In a second meeting with Mr. Trudeau after a regular weekly caucus meeting, Ms. Caesar-Chavannes said Mr. Trudeau stared her down, but apologized again.
When asked what the title of her books means and who it’s directed at, Ms. Caesar-Chavannes said: “Just about everybody. Often, we’re silenced, as women, and again, as people of colour. Now that I’m able to find my voice and to use it for speaking up on a lot of different issues. It really is to speak to, to anybody who’s tried to find their voice and doesn’t know where to start. And it’s to a lot of different individuals who are probably trying to navigate those spaces where we don’t often see people and people of colour.”

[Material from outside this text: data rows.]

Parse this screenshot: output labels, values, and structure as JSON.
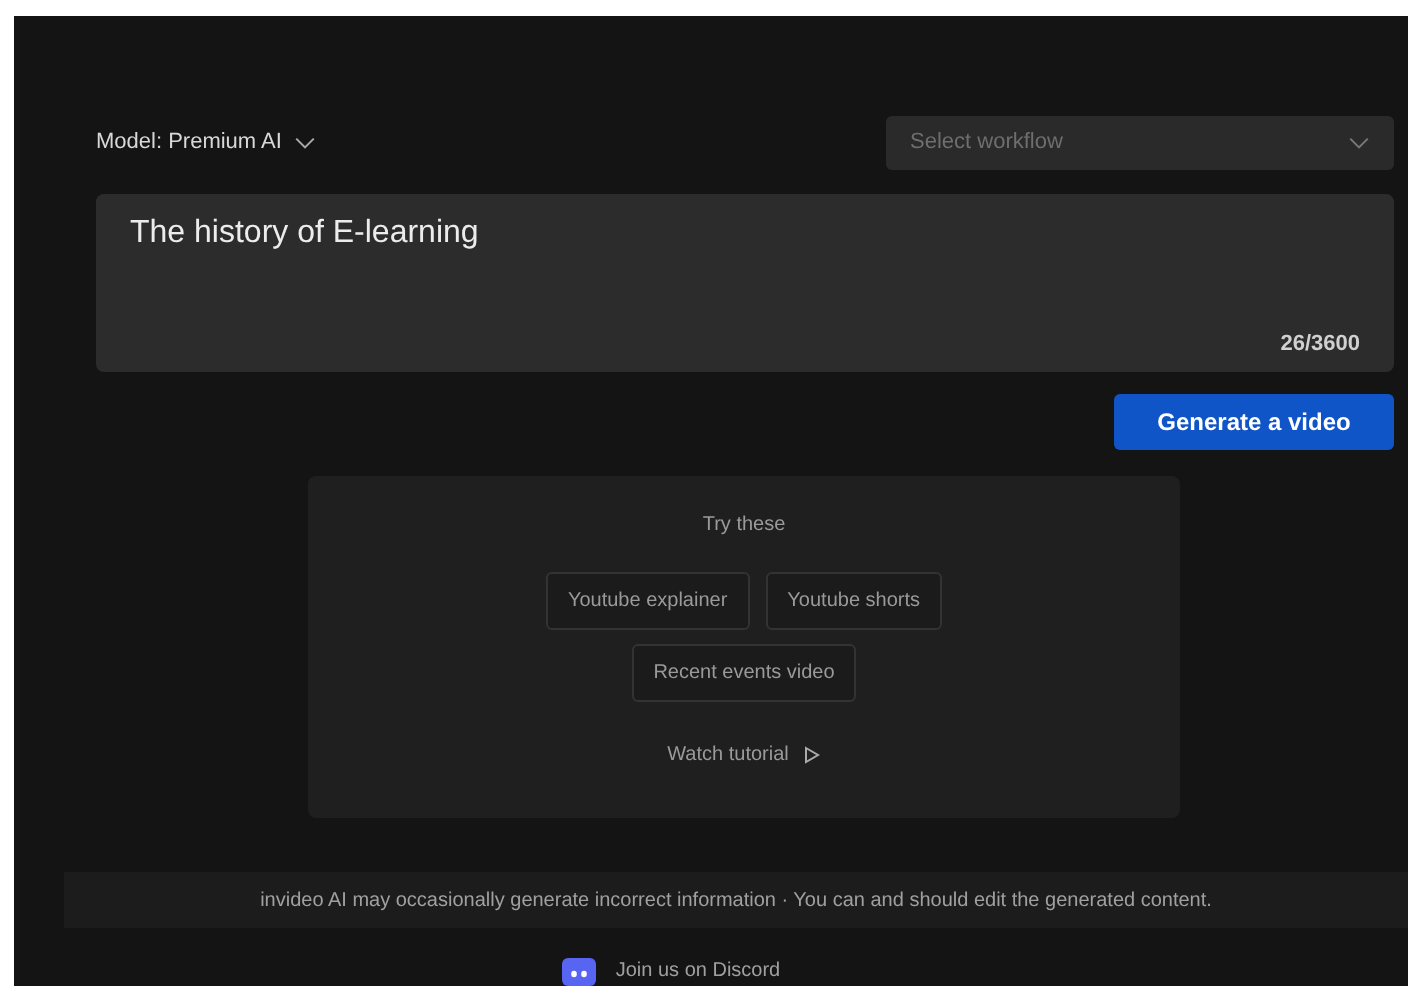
{
  "model_selector": {
    "label": "Model: Premium AI"
  },
  "workflow_select": {
    "placeholder": "Select workflow"
  },
  "prompt": {
    "value": "The history of E-learning",
    "counter": "26/3600"
  },
  "generate_button": {
    "label": "Generate a video"
  },
  "suggestions": {
    "title": "Try these",
    "items": [
      {
        "label": "Youtube explainer"
      },
      {
        "label": "Youtube shorts"
      },
      {
        "label": "Recent events video"
      }
    ],
    "tutorial_link": "Watch tutorial"
  },
  "disclaimer": "invideo AI may occasionally generate incorrect information · You can and should edit the generated content.",
  "discord_link": "Join us on Discord"
}
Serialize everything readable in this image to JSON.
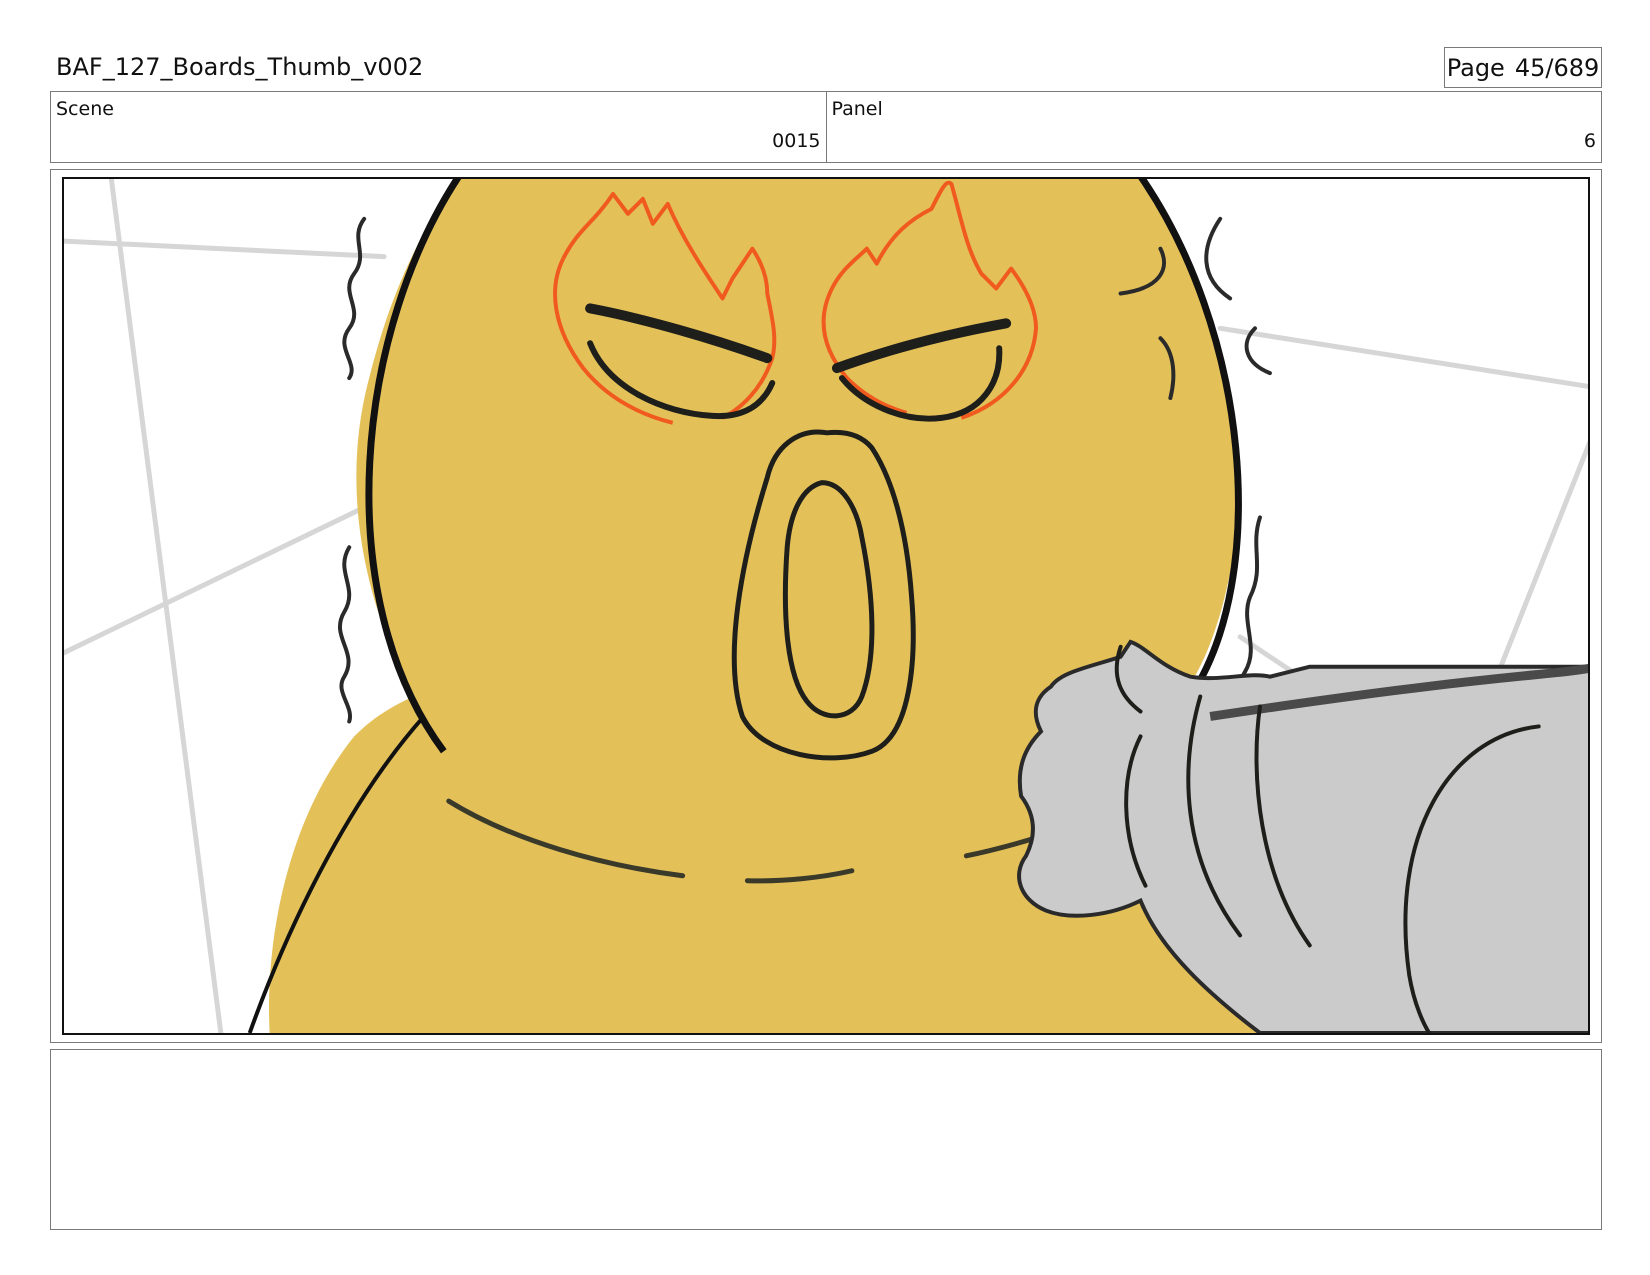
{
  "document": {
    "title": "BAF_127_Boards_Thumb_v002",
    "page_label": "Page",
    "page_number": "45/689"
  },
  "info": {
    "scene_label": "Scene",
    "scene_value": "0015",
    "panel_label": "Panel",
    "panel_value": "6"
  },
  "panel_image": {
    "colors": {
      "character_fill": "#E4C059",
      "outline": "#111111",
      "anger_flames": "#F05A1E",
      "fist_fill": "#CBCBCB",
      "background_lines": "#D6D6D6"
    },
    "icons": [
      "angry-face-drawing",
      "fist-drawing",
      "anger-flame-icon",
      "shake-line-icon"
    ]
  },
  "notes": {
    "text": ""
  }
}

Meanwhile, Ms. Caesar-Chavannes, who is now doing consulting work and is working with Queen’s University as a senior adviser on equity, diversity, and inclusion initiatives, told The Hill Times that she still has not ruled out the possibility of returning to federal politics. She said that she’s had conversations with the NDP, Greens, and the Conservatives, but has not made up her mind. Ms. Caesar-Chavannes also declined to say if she has any plans to run in the next election.
“I’m just keeping my options open,” said Ms. Caesar-Chavannes. “I don’t know when the next election is going to be. But for now I have not made any promises to anybody that I’ll go back in because there isn’t a date, there isn’t any timing. So we’ll just see what happens.”